# Guide to: insert missing residues

> this is a notebook to guide the modeller template procedure, the actual computation is a remix of this
>
> WARNING: before running this script, make sure to setup MODELLER. I suggest to use a conda environment for this. Moreover, download a input structure to complete, in the following, the example is given by the `1QG8` structure.
>
> Packages required: Biopython, MODELLER

Adapted from: https://salilab.org/modeller/wiki/Missing_residues

Often, you will encounter files in the PDB which have missing residues. Special care must be taken in this case, as MODELLER only reads the ATOM and HETATM records, not the SEQRES records, and so will not handle missing residues automatically. **Unfortunately PDB is not reliable enough to be able to automatically rely on SEQRES**. Therefore, since I want to automate this process using the SEQRES entry, I need to add extra controls such as:
- reading REMARK 465 for missing residues

One example is PDB code 1qg8, which is missing residues 134-136 and 218-231 (see the REMARK 465 lines in the PDB file).
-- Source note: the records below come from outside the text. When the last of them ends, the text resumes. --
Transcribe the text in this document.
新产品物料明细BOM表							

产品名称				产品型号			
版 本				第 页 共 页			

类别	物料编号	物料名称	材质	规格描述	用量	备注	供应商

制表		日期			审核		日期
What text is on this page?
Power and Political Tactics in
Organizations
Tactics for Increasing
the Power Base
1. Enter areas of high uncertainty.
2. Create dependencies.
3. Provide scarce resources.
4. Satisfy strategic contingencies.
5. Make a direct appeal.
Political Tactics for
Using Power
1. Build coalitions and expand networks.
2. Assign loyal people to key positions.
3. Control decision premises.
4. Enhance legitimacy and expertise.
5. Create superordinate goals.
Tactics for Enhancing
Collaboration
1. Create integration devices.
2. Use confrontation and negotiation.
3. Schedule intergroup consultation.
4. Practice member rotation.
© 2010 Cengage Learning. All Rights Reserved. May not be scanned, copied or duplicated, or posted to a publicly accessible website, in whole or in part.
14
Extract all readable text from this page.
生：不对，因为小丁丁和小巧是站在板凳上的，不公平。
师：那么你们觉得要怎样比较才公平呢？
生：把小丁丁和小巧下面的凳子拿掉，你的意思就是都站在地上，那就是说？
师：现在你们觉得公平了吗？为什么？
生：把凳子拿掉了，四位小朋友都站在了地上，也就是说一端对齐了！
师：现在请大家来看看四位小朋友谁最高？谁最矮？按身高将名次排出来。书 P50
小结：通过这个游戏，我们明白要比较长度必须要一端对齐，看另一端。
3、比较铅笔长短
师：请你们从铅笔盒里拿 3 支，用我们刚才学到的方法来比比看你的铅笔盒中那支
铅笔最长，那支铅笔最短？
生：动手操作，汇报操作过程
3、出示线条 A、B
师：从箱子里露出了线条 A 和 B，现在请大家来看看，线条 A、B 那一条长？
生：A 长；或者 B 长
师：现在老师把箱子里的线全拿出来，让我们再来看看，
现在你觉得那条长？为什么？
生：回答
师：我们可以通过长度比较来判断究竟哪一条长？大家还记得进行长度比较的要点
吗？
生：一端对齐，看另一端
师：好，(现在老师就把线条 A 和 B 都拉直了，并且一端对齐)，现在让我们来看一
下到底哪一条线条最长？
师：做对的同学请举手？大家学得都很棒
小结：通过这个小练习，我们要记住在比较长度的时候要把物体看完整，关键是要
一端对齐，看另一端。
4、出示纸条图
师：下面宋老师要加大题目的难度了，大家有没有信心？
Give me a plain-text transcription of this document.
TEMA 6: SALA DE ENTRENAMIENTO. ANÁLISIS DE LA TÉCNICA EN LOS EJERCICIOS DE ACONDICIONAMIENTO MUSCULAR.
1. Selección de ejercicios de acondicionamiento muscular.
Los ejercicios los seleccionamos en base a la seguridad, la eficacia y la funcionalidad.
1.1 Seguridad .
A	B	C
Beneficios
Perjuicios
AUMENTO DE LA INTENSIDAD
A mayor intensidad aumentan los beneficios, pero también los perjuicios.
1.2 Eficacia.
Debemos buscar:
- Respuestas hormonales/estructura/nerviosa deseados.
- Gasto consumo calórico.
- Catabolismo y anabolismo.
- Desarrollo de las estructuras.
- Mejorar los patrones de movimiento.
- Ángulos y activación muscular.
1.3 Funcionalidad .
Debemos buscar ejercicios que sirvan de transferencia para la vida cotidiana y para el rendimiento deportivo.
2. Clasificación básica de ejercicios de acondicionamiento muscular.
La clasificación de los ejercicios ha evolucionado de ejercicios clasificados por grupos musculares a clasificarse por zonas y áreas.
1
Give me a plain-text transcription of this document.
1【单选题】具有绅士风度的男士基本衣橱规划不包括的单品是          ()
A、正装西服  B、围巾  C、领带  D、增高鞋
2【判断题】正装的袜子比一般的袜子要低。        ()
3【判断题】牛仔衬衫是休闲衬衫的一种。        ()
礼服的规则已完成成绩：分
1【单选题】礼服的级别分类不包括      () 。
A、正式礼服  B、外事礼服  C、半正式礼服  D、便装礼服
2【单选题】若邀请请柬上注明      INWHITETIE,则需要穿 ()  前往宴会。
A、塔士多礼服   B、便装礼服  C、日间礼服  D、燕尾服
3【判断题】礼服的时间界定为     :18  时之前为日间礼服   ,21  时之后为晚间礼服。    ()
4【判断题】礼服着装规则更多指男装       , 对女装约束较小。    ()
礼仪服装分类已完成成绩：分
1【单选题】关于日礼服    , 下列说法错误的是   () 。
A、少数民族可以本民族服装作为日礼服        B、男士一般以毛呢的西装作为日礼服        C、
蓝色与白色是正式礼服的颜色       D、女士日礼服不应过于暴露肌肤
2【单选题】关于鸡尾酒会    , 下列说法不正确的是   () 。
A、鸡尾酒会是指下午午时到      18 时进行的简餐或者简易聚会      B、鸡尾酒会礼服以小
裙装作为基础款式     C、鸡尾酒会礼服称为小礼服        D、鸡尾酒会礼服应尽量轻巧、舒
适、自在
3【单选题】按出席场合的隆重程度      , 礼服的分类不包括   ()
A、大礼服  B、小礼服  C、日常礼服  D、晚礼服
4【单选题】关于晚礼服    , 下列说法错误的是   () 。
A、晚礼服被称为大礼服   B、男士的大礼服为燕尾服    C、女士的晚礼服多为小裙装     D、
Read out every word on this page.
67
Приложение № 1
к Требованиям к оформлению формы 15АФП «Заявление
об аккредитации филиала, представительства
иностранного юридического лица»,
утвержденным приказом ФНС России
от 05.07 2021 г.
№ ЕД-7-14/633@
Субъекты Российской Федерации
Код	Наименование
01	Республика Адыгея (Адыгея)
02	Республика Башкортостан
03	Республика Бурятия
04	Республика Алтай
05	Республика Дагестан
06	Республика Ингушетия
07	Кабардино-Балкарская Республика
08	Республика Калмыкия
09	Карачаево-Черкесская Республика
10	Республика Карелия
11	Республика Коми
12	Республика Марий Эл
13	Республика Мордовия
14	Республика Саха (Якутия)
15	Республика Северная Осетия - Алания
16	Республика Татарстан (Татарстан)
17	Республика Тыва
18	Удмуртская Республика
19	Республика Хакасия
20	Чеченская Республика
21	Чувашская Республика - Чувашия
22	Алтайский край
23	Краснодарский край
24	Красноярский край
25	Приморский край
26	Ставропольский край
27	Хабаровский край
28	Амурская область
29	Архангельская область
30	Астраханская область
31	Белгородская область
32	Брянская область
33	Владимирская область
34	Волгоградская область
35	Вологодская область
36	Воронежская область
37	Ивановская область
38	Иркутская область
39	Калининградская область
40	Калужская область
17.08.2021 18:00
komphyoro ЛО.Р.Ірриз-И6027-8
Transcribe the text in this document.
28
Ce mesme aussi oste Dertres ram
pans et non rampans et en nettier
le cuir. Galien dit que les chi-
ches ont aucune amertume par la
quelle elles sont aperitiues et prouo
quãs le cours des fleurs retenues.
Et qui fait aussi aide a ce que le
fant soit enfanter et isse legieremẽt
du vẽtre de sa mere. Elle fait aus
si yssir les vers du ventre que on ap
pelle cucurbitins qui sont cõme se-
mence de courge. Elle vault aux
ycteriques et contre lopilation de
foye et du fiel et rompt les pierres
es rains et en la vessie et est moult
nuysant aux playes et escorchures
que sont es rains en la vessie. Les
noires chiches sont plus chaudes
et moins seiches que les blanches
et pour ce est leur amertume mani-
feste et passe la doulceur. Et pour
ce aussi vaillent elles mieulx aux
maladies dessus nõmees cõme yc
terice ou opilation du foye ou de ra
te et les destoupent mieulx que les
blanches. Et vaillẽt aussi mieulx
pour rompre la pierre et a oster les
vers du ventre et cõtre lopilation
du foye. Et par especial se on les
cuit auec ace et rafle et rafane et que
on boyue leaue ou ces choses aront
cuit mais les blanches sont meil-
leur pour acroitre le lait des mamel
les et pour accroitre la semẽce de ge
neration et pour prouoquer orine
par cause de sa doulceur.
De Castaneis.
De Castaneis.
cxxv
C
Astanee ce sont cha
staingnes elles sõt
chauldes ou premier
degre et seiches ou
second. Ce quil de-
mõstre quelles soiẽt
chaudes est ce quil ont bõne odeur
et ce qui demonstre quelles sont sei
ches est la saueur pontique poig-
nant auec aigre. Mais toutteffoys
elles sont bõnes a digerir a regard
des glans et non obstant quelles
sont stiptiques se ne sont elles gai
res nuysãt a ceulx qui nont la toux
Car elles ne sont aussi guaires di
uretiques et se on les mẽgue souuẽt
We can use Modeller to 'fill in' these missing residues by treating the original structure (with missing residues) as a template, and building a comparative model using the full sequence extracted from the SEQRES.

In [1]:
import modeller

code = '1QG8'
input = "./input/"
output = "./output/"

# create modeller environment; starting point for all modeller work
env = modeller.Environ()

# create model and sequence file for the original structure
# the one with missing residues 
model = modeller.Model(env, file=input + code)

# Alignment object used to align sequence with missing residues
# with the one complete
alignment = modeller.Alignment(env)
alignment.append_model(model, align_codes=code)
alignment.write(file=output + code + '.seq')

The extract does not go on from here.